3. Vaksinasi yang masif

Vaksinasi menjadi salah satu senjata yang baik dalam penanganan pandemi dan itu sudah dibuktikan di Indonesia. Per sejam yang lalu, kata Menkes Budi, Indonesia sudah menyuntikkan 150 juta dosis vaksin (akumulasi dosis pertama dan kedua).

"Perlu diketahui, kami memulai vaksinasi Covid-19 pada 13 Januari 2021 dan berhasil menyuntikkan 15 juta di 8 Juli. Kami berharap dapat menyuntikkan 300 juta di 2021 dan menyelesaikan semua cakupan vaksinasi sebanyak 400 juta di akhir Januari, yang artinya vaksinasi berjalan dalam setahun," papar Menkes.

4. Terapeutik yang terkoneksi dengan teknologi

Di paparan strategi ini, Menkes Budi menyoroti soal bagaimana teknologi membantu pengendalian pandemi dari segi terapeutik. Ya, pemerintah berkolaborasi dengan beberapa startup kesehatan untuk memfasilitasi masyarakat dalam mendapatkan pelayanan kesehatan.

Bukan hanya soal telemedis, tetapi juga mendapatkan obat tanpa harus berkonsultasi langsung dengan dokter atau berkunjung ke rumah sakit atau fasilitas kesehatan.

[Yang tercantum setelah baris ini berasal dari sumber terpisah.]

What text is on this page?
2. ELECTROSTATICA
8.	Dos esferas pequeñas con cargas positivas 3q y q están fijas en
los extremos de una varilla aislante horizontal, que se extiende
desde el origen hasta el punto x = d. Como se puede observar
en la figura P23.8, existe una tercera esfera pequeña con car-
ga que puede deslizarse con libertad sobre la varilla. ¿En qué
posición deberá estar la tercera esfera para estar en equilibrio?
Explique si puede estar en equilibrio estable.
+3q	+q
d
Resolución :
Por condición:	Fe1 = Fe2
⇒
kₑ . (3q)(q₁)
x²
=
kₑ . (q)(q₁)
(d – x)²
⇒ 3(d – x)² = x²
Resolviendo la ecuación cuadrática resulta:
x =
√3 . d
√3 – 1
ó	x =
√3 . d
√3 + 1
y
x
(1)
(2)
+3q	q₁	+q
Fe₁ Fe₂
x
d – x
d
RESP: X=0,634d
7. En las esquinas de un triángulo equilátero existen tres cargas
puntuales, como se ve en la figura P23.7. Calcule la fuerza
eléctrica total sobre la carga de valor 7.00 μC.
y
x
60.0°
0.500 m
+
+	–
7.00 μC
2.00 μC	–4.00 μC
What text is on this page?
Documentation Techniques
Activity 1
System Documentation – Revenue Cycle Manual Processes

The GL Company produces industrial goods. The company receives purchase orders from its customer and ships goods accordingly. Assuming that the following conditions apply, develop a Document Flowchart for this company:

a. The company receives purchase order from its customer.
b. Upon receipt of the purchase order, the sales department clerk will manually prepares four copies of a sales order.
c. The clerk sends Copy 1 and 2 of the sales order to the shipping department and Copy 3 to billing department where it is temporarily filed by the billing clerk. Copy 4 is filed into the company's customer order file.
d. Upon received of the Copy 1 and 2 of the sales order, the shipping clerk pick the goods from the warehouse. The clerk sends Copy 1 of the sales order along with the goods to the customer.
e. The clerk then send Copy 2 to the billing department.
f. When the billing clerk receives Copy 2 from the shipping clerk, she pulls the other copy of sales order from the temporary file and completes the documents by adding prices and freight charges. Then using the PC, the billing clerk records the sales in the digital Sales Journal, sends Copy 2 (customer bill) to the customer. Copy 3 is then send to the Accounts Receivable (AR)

Menurut Menkes, ini sangat bermanfaat dan mengurangi mobilitas masyarakat di luar rumah karena berisiko terjadinya penyebaran virus.

"Kemenkes bekerja sama dengan 15 startup kesehatan dan dari aplikasi yang mereka hadirkan, telemedis bisa diakses oleh masyarakat. Startup tersebut juga menyediakan layanan pengantaran obat secara gratis ke pasien yang sedang melakukan isolasi mandiri di rumah," ujar Menkes Budi.

"Obat yang diantarkan berbasis resep dokter yang sebelumnya si pasien sudah melakukan telemedis di aplikasi tersebut. Obat tersebut bisa berupa antivirus, antibiotik, pun vitamin," tambahnya.